Tools RADOS and Ceph Lead image: © Brigida Soriano,
© Brigida Soriano,

The RADOS object store and Ceph filesystem

Object of Desire

Scalable storage is a key component in cloud environments. RADOS and Ceph enter the field, promising to support seamlessly scalable storage. By Martin Loschwitz

Cloud computing is, without a doubt, the IT topic of our time. No issue pushes infrastructure managers with large-scale enterprises as hard as how to best implement the cloud. The IaaS principle is quite simple: The goal is to provide capacity to users in the form of computational power and storage in a way that means as little work as possible for the user and that keeps the entire platform as flexible as possible.
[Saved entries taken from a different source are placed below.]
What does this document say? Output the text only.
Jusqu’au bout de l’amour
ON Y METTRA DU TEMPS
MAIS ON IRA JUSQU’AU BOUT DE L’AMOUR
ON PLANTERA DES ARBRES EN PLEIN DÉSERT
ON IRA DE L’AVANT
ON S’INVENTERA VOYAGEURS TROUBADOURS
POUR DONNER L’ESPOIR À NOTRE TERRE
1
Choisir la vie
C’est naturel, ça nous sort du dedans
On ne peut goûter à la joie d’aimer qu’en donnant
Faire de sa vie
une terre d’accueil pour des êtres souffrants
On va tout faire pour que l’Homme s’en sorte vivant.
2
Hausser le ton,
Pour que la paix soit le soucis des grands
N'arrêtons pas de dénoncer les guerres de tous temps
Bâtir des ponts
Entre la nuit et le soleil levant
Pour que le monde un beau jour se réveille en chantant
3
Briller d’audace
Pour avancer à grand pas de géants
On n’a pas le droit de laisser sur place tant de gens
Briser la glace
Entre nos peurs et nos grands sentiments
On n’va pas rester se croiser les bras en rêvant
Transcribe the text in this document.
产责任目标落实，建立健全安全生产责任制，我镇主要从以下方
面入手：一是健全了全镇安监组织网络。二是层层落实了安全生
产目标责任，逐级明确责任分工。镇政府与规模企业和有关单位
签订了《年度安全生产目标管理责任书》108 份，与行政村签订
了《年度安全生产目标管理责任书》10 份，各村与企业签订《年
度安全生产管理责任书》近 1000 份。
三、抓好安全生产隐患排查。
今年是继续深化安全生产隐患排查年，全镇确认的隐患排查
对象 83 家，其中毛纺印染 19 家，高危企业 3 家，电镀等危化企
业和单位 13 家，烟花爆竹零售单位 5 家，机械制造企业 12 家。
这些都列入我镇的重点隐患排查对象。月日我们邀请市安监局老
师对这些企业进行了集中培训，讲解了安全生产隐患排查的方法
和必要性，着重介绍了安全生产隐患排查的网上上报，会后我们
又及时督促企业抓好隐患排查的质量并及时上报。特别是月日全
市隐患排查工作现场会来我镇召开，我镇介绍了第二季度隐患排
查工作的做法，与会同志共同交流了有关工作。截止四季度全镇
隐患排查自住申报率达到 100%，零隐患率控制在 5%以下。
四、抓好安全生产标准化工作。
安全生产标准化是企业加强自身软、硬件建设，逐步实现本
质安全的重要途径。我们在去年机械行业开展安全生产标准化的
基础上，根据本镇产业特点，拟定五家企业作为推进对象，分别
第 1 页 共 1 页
Put more tangibly, this means customers can request CPU cycles and disk space as they see fit and continue to use both as the corresponding services are needed. For IT service providers, this means defining your own setup to be as scalable as possible. It should be possible to accommodate peak loads without difficulty, and if the platform grows – which will be the objective of practically any enterprise – a permanent extension should be accomplished easily.

In practical terms, implementing this kind of solution tends to be more complex. Scalable virtualization environments are something that is easy to achieve: Xen and KVM, in combination with the current crop of management tools, make it easy to manage virtualization hosts. Scale out also is no longer an issue: If the platform needs more computational performance, you can add more machines that integrate seamlessly with the existing infrastructure.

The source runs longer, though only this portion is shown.